An Ipswich Society blue plaque was installed on the Town Hall in 2016 commemorating Mary Whitmore, the first woman to be Mayor of Ipswich, in 1946.

The council built itself a new civic centre on Civic Drive in 1970 to serve as its main offices, but continued to use the town hall for full council meetings. The civic centre was in turn replaced in 2006 when the council moved to Grafton House. The town hall continues to be used for full council meetings and also includes the council's customer service centre.

==Design==
The building is built in a grand Italianate style with the figure heads of King Richard I, Cardinal Thomas Wolsey and King John decorating the front wall. King Richard I promised the town its first charter but died before it was granted, King John granted the town's charter and Cardinal Wolsey was born and educated in Ipswich. Sitting above the figure heads are four statues representing Commerce, Agriculture, Law and Order and Justice. Placed on the smaller tower sits an open stone work lantern. The tower houses an illuminated four-dial turret striking clock designed by Messrs. Dent of 61 Strand who were the makers of the Big Ben. John Warner & Sons of the Crescent Foundry London, cast the bell that sits in the tower that was made in 1867.

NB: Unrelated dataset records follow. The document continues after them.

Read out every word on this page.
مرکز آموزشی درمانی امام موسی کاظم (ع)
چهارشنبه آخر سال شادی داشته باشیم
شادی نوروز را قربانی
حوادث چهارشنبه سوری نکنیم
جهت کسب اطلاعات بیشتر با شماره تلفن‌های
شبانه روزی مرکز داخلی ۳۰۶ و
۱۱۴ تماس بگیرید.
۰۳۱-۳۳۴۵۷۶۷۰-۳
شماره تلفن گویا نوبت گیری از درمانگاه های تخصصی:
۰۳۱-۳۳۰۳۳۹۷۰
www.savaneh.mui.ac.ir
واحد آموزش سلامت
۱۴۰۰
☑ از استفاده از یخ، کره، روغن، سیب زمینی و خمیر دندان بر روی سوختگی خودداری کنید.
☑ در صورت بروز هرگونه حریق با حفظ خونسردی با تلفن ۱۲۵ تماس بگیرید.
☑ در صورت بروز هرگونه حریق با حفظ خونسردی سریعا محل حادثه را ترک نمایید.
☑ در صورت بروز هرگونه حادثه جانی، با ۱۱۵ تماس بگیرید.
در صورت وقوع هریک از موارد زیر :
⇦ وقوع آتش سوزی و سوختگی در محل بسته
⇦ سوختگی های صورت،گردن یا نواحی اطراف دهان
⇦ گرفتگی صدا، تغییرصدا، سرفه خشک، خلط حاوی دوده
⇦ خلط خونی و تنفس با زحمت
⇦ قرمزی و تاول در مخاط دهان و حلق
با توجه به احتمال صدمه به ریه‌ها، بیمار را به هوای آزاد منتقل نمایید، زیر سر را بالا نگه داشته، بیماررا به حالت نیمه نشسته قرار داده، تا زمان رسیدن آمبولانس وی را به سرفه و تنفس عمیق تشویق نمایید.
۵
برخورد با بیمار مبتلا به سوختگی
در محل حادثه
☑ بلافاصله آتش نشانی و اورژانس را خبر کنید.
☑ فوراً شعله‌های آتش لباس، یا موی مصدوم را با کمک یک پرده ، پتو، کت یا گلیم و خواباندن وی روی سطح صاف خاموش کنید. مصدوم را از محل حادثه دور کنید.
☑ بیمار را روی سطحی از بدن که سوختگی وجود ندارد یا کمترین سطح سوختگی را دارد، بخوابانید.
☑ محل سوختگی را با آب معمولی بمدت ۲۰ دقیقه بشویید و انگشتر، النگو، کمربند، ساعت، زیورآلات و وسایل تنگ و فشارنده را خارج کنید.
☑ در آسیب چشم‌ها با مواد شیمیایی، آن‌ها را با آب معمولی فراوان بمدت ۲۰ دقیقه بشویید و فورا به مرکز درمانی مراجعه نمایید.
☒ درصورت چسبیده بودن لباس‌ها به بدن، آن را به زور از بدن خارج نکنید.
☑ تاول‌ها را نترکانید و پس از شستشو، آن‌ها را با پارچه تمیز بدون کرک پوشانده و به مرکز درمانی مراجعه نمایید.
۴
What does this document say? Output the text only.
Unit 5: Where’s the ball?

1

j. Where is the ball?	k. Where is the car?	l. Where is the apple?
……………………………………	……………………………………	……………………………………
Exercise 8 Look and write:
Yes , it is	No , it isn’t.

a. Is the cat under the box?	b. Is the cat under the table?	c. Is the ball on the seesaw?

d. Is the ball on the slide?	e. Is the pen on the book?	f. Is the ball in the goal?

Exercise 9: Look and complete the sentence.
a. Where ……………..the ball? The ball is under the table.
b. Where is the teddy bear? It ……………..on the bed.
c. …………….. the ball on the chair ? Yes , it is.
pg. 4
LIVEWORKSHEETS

When it opened the town hall included a Council Chamber, a Quarter Sessions Court, a library, committee and retiring rooms, Grand and Petty Jury Rooms and a room for the Magistrates' business. The basement included a police station with seven cells and a parade area, a kitchen, offices and space for the Corporation fire engine and hose to be kept. It was subsequently altered to include two art galleries.

Works of art contained in the building include a bust of the Duke of Wellington by Peter Turnerelli and a bust, in similar style, of Cardinal Thomas Wolsey by an unknown artist.